In sheep study, we have shown T2S derived from T3 of fetal origin is transferred to the maternal circulation and contributes significantly to the maternal urinary pool [1, 27 – 29]. We also have reported that T2S was the major metabolite in maternal compartment while labeled T4 or T3 was infused intravenously to fetuses in utero at late gestation [20, 28]. These findings suggest the importance of the placenta in fetal T3 metabolism, and it is possible that placental fetal-to-maternal transfer of the sulfated iodothyronines is one mechanism responsible for optimization of serum T3 concentrations in the fetus. Thus, fetal-to-maternal transfer of iodothyronines may increase in late gestation.

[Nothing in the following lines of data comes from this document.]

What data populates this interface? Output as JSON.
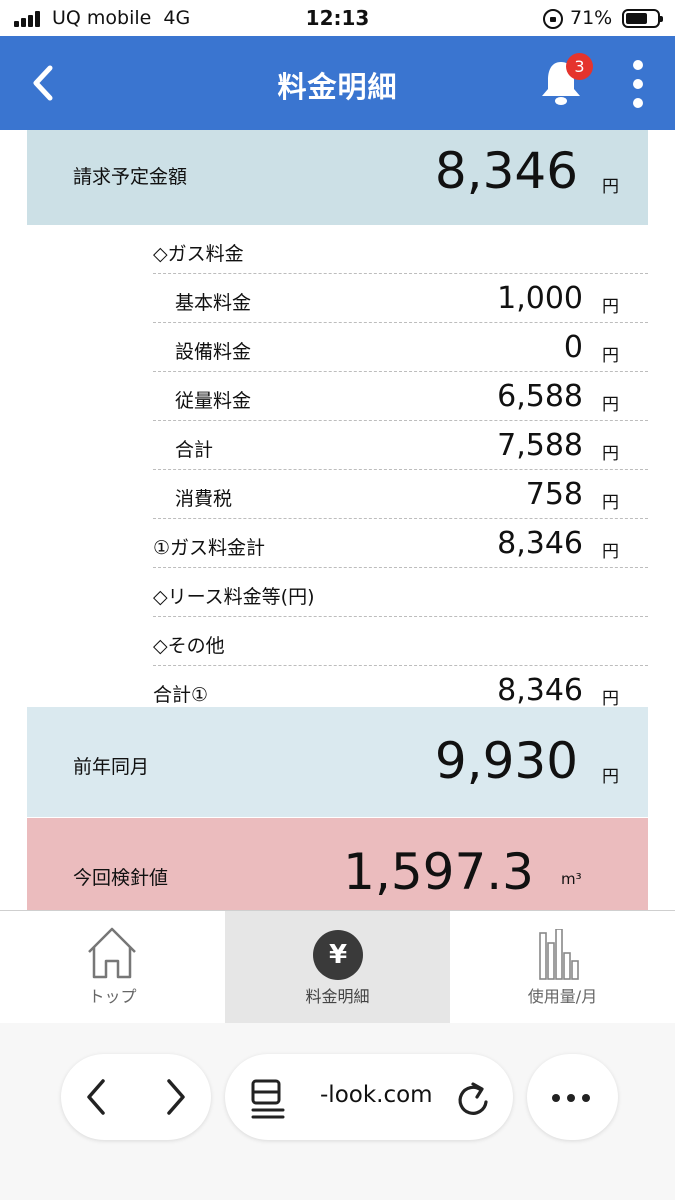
{
  "status_bar": {
    "carrier": "UQ mobile  4G",
    "time": "12:13",
    "battery": "71%",
    "battery_level": 0.71
  },
  "header": {
    "title": "料金明細",
    "notification_count": "3",
    "back_icon": "chevron-left-icon",
    "bell_icon": "bell-icon",
    "more_icon": "vertical-dots-icon"
  },
  "billing": {
    "label": "請求予定金額",
    "amount": "8,346",
    "unit": "円"
  },
  "breakdown": [
    {
      "label": "◇ガス料金",
      "value": "",
      "unit": "",
      "indent": false
    },
    {
      "label": "基本料金",
      "value": "1,000",
      "unit": "円",
      "indent": true
    },
    {
      "label": "設備料金",
      "value": "0",
      "unit": "円",
      "indent": true
    },
    {
      "label": "従量料金",
      "value": "6,588",
      "unit": "円",
      "indent": true
    },
    {
      "label": "合計",
      "value": "7,588",
      "unit": "円",
      "indent": true
    },
    {
      "label": "消費税",
      "value": "758",
      "unit": "円",
      "indent": true
    },
    {
      "label": "①ガス料金計",
      "value": "8,346",
      "unit": "円",
      "indent": false
    },
    {
      "label": "◇リース料金等(円)",
      "value": "",
      "unit": "",
      "indent": false
    },
    {
      "label": "◇その他",
      "value": "",
      "unit": "",
      "indent": false
    },
    {
      "label": "合計①",
      "value": "8,346",
      "unit": "円",
      "indent": false
    }
  ],
  "previous_year": {
    "label": "前年同月",
    "amount": "9,930",
    "unit": "円"
  },
  "meter_reading": {
    "label": "今回検針値",
    "amount": "1,597.3",
    "unit": "m³"
  },
  "tabs": [
    {
      "label": "トップ",
      "icon": "house-icon",
      "active": false
    },
    {
      "label": "料金明細",
      "icon": "yen-icon",
      "active": true
    },
    {
      "label": "使用量/月",
      "icon": "bar-chart-icon",
      "active": false
    }
  ],
  "browser": {
    "url": "-look.com",
    "back_icon": "chevron-left-icon",
    "forward_icon": "chevron-right-icon",
    "page_icon": "page-menu-icon",
    "reload_icon": "reload-icon",
    "more_icon": "ellipsis-icon"
  }
}
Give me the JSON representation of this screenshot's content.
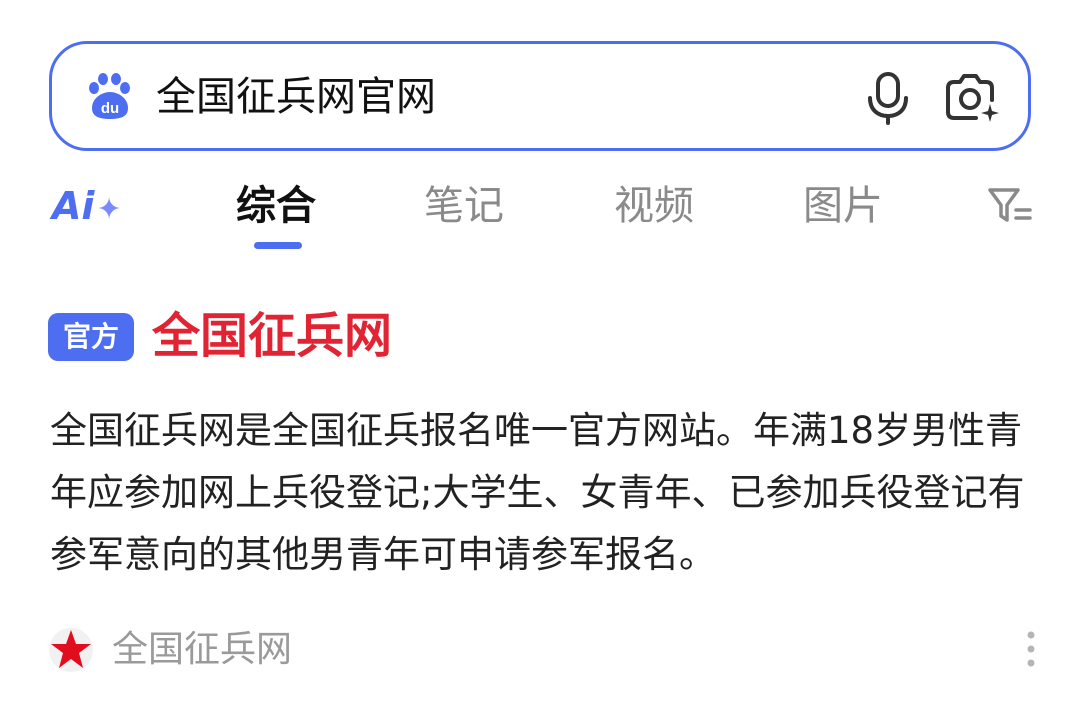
{
  "search": {
    "query": "全国征兵网官网",
    "logo_icon": "baidu-paw-icon",
    "mic_icon": "microphone-icon",
    "camera_icon": "camera-search-icon",
    "border_color": "#4e6ef2"
  },
  "tabs": {
    "ai_label": "Ai",
    "ai_spark": "✦",
    "items": [
      {
        "label": "综合",
        "active": true
      },
      {
        "label": "笔记",
        "active": false
      },
      {
        "label": "视频",
        "active": false
      },
      {
        "label": "图片",
        "active": false
      }
    ],
    "filter_icon": "filter-icon"
  },
  "result": {
    "badge": "官方",
    "title": "全国征兵网",
    "abstract": "全国征兵网是全国征兵报名唯一官方网站。年满18岁男性青年应参加网上兵役登记;大学生、女青年、已参加兵役登记有参军意向的其他男青年可申请参军报名。",
    "source_name": "全国征兵网",
    "source_icon": "red-star-icon",
    "more_icon": "more-vertical-icon",
    "title_color": "#e02433",
    "badge_color": "#4e6ef2"
  }
}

In the present study, we have observed that when the umbilical artery of the guinea pig placenta was perfused in situ with outer-ring labeled T3 and 3, 3’-T2S was found to be the major product in maternal compartment. Again, this finding is consistent with the maternal circulation of 3,3’-T2S, in mammalian species, or its immuno-crossreactive material (W-Compound) is fetal T3 in origin and could be used a fetal thyroid function biomarker [1, 26, 30, 31].

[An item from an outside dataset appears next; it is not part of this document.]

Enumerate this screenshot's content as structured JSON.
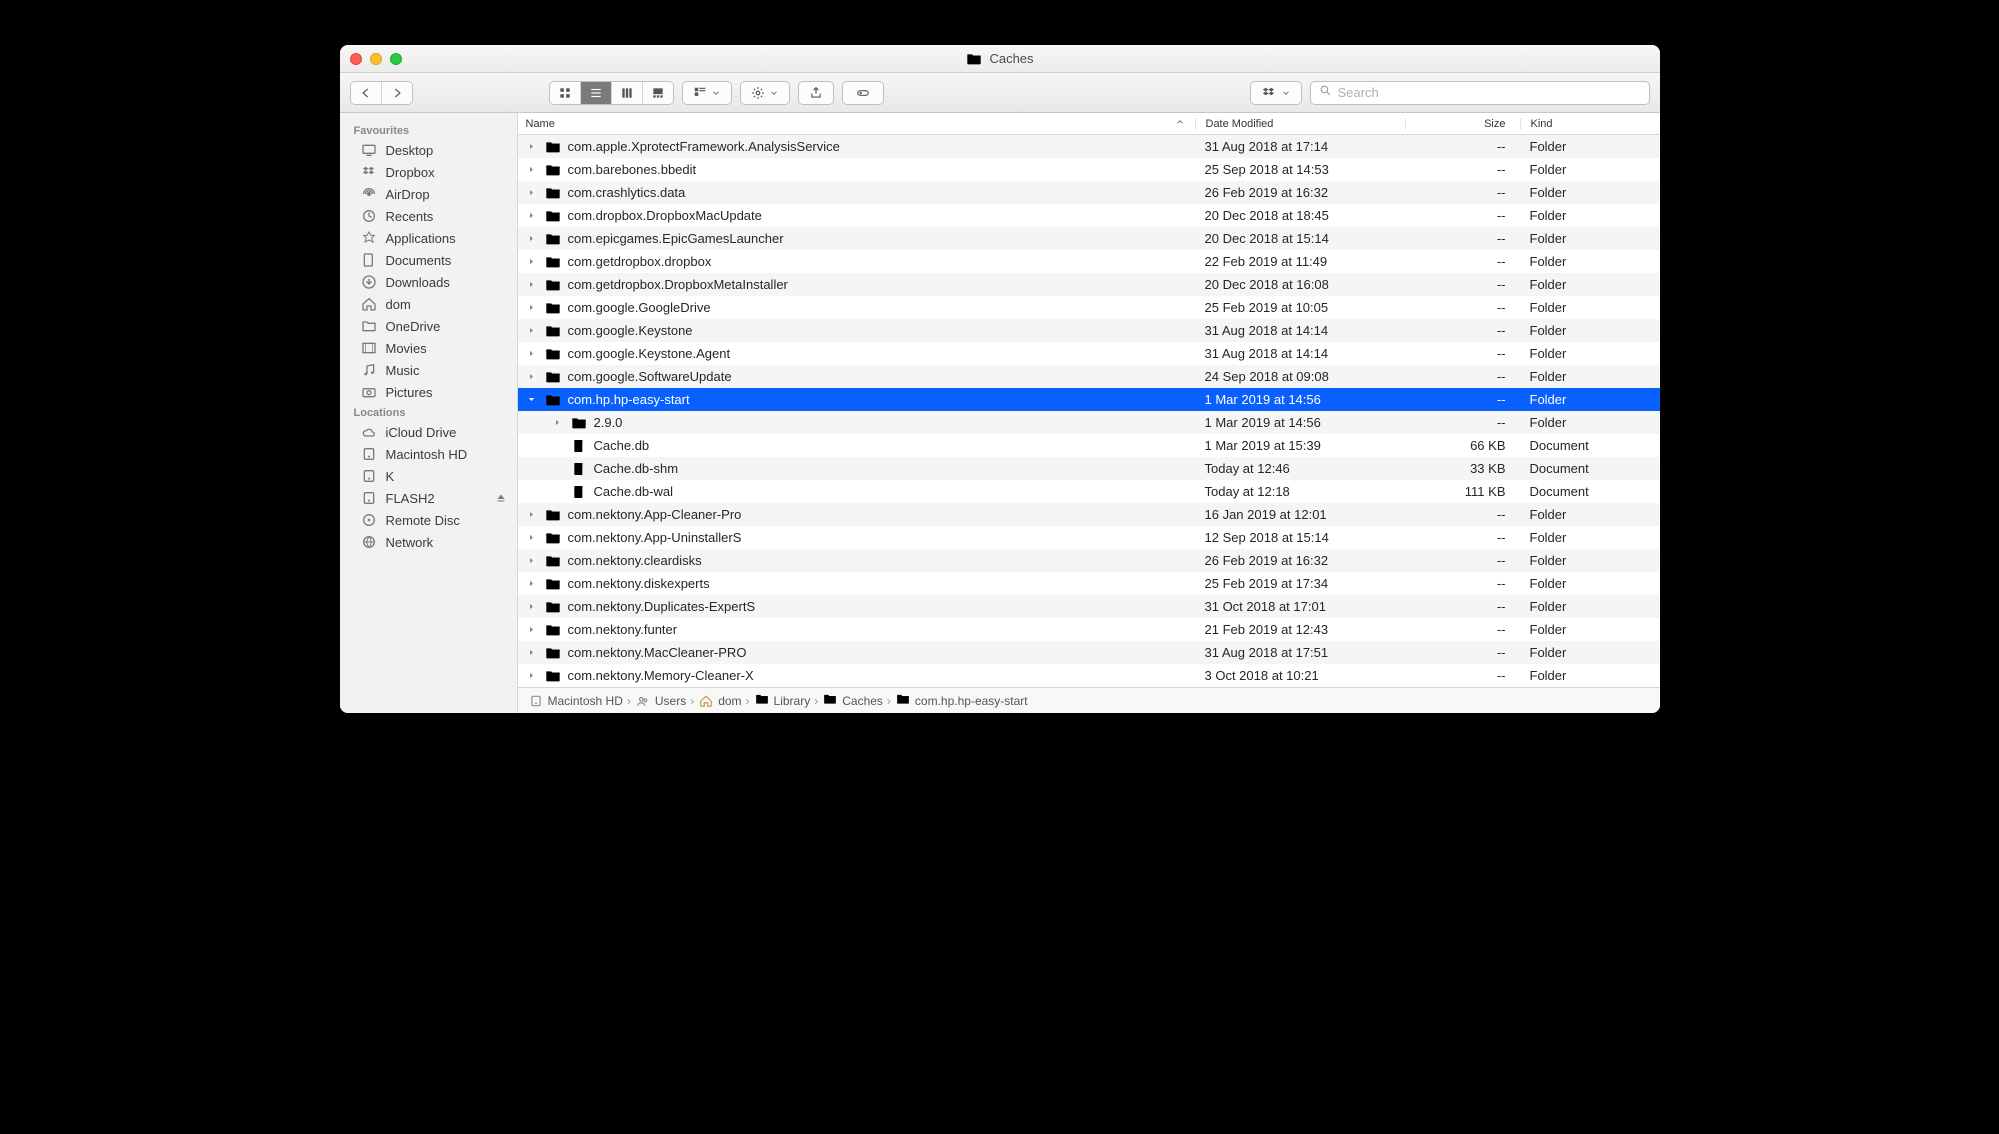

The limitations of the present study include that it is a small study with only two perfusions, no statistical analysis could be performed. In addition, no specific manipulations of D3 or SULTs with inhibitors are performed. SULT activity may be inhibited by xenobiotics [32]; D3 can be inhibited by propylthiouracil (PTU) [33]. Further studies with specific inhibitors may differentiate the role of D3 and SULTs in placental metabolism and transfer of iodothyronines. Finally, future study with in vitro perfused human placental lobule, that is collected and prepared immediately after delivery from normal uncomplicated pregnancy, may be more relevant to humans [34].

Recently, brominated flame retardants (BFRs) have been shown to disrupt thyroid hormone (TH) homeostasis through multiple mechanisms, including inhibition of enzymes that regulate intracellular levels of THs, such as sulfotransferases (SULTs). As shown in the present study, the placenta plays a critical role in expressing D3 and SULTs to prevent the developing fetuses from exposure to high level of active thyroid hormone T3, which is needed immediately after birth. This is concerning given that disruption of TH regulation within the placenta could potentially harm the developing fetus [35]. The possibility of the maternal serum or urine levels of W-Compound also be used as a marker for BFR toxicity may be explored.

Conclusions

The expression of type 3 deiodinase (D3) and thyroid hormone sulfotransferase activity in placenta may play an important role to protect developing organs against undue exposure to active thyroid hormone in late gestation in the fetus. The combined activities of D3 and sulfotransferase promoted a placental transfer of T2S into maternal circulation. This finding is consistent with our previous studies in human and sheep that the maternal circulation of 3, 3’-T2S, in mammalian species, or its immuno-cross-reactive material (W-Compound) is fetal T3 in origin and its role as a fetal thyroid function marker deserves further evaluations and studies.